Australian window manufacturer James Hardie Windows is using a New Zealand-originated business-to-business online ordering system for its Kiwi customers, and may extend the same system to its 17 sites in Australia within the next few months.
Hardie’s use of the Adagio ordering system from Auckland-based Electronic Data Interchange Services (EDIS) came about with the window company’s acquisition of part of New Zealand’s Interlock Industries; specifically, the unit making louvre windows. “It made a louvre window very similar to our Breezeway model,” says MIS manager Ray Schroder. “We acquired it in July and moved its plant to our base in Brisbane.”
Interlock already used Adagio, so it seemed sensible to continue with the same system, he says. New Zealand’s “prime dieholders” – the companies that supply parts to window manufacturers here – use the system to order louvre blades from James Hardie.
By comparison, the ordering systems Hardie uses in Australia are based on phone and fax, says Schroder. The company is planning to introduce online ordering throughout its operation, and Adagio is in with a good chance, though Hardie may decide to go with Australian software. “We’ll be making that decision in the next month or two,” says Schroder.
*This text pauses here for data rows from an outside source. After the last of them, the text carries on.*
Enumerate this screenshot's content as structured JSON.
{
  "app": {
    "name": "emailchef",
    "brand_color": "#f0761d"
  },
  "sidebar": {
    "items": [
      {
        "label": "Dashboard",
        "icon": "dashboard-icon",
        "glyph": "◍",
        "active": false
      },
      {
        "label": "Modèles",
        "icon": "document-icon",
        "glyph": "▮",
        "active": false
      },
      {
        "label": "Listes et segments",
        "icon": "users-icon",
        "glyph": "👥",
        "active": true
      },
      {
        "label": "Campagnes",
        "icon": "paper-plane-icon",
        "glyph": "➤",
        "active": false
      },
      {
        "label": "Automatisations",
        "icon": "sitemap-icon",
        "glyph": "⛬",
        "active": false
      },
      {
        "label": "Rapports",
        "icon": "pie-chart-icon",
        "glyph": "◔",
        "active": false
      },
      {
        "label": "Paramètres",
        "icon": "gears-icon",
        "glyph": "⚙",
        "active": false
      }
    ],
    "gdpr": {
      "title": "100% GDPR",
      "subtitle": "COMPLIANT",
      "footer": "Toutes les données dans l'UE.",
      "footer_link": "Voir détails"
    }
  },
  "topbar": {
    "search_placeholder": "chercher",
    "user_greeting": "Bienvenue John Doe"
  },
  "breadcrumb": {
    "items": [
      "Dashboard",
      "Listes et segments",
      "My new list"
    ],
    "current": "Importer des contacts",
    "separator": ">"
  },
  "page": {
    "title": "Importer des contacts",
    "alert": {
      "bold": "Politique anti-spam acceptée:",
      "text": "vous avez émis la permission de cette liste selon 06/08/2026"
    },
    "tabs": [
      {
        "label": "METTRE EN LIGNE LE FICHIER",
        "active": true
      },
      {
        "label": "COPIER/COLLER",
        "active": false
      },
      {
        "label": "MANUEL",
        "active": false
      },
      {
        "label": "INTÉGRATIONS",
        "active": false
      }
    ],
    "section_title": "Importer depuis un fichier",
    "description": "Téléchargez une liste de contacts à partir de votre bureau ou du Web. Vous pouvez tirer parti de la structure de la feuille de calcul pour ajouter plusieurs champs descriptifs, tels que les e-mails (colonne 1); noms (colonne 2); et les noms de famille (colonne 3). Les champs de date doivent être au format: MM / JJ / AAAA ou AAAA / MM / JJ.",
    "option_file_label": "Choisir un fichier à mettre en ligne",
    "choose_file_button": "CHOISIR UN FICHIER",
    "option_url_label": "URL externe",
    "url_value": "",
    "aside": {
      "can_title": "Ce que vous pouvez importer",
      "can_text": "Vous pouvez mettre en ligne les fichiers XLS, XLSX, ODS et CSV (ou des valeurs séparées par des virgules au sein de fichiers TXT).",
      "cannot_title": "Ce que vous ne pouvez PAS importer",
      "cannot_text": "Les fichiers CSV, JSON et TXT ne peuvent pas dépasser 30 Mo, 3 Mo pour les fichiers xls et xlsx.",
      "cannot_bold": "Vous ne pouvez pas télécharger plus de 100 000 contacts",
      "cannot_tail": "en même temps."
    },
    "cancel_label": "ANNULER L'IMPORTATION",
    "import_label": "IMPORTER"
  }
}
James Hardie has a strong relationship with another New Zealand specialist software company, Softtech, which makes computer-aided design and cost-estimating software for aluminium windows and doors. “We’ve been using its Alexsys [design software] for 10 to 12 years, and later adopted its Aluminate quotation system, which interfaces directly into our manufacturing system.
“Now we are rolling out version 6, their successor to Alexsys.” This enables windows to be simulated in three-dimensional views, rotated and opened (see Computerworld October 2). V6 has already been implemented in the majority of Hardie's 17 sites, and will be used for the company’s new line of Quantum windows.